Local firm Pillar Properties Ltd. recently purchased the five-storey tower, at the corner of Second Avenue and 22nd Street for $18 million. But the Colliers managing director says the bigger news is that the building at the city’s busiest intersection received multiple offers from across the country and sold in just three weeks.
“That says people are confident in the long-term prospects for Saskatoon and Regina. [The Scotiabank building] is high-quality real estate and people from Toronto to Vancouver were interested in being a part of it,” McClockin said.
Pillar’s intentions are purely investment-based and it plans to reinvest in the property, maintain its high standards and hold it for the long term. The acquisition represented the biggest sale of a commercial building in Saskatchewan in 2016, McClocklin said.
The Scotiabank building is home to Scotiabank and the international potash-marketing firm Canpotex Ltd.

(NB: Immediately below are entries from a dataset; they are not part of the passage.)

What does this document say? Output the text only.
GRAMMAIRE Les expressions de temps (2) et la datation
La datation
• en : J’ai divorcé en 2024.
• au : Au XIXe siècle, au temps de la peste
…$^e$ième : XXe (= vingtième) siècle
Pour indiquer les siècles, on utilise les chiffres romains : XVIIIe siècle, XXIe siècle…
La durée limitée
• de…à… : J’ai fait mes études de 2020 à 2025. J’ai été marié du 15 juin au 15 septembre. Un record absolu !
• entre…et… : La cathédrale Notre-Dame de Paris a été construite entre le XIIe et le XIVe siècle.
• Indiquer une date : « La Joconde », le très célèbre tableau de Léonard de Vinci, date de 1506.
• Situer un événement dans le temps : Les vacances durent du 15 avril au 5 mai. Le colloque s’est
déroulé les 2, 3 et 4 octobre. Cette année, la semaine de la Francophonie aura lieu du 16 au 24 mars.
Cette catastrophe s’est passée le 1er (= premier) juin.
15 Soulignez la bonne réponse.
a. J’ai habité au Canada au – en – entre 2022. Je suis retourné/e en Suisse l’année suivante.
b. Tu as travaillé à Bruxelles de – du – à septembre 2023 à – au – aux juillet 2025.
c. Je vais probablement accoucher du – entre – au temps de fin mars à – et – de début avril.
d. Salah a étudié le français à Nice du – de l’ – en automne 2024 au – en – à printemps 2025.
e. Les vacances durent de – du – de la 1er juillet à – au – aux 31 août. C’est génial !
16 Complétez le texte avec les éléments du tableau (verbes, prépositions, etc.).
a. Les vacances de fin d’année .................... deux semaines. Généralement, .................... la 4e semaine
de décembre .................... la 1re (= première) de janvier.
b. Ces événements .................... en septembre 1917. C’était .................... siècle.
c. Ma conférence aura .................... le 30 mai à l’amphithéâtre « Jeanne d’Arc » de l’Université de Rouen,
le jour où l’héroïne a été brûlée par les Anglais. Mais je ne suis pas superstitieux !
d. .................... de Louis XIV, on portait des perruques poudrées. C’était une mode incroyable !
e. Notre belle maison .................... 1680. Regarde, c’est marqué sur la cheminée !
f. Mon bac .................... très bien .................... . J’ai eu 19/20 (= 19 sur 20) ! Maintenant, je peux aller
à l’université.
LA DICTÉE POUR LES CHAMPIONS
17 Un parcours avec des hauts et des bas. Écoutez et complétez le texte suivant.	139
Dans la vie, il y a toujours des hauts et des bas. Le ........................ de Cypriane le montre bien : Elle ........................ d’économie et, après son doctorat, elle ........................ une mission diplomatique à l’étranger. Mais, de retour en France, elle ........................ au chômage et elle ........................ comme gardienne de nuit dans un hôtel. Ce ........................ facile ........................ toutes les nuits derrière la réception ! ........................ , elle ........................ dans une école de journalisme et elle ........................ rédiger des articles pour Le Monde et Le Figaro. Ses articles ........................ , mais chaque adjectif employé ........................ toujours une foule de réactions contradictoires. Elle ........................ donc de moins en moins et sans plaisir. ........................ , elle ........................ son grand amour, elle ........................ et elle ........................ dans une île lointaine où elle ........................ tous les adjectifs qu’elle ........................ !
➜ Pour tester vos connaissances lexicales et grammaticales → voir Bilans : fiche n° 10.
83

The financial institution is just one of three banks at the heart of Saskatoon’s downtown - BMO and National Bank are the others. Activity at the intersection is expected to pick up in the near term as the fourth corner, which is currently empty after a building was demolished, will surely generate significant interest from developers, McClocklin said.
It’s not surprising that Scotiabank put the building up for sale, as it’s the last of the major Canadian banks to have a large real estate portfolio, McClocklin said.
Four years ago, it sold the Scotia Plaza tower in Toronto for $1.27 billion, the highest price paid for a Canadian office building at the time.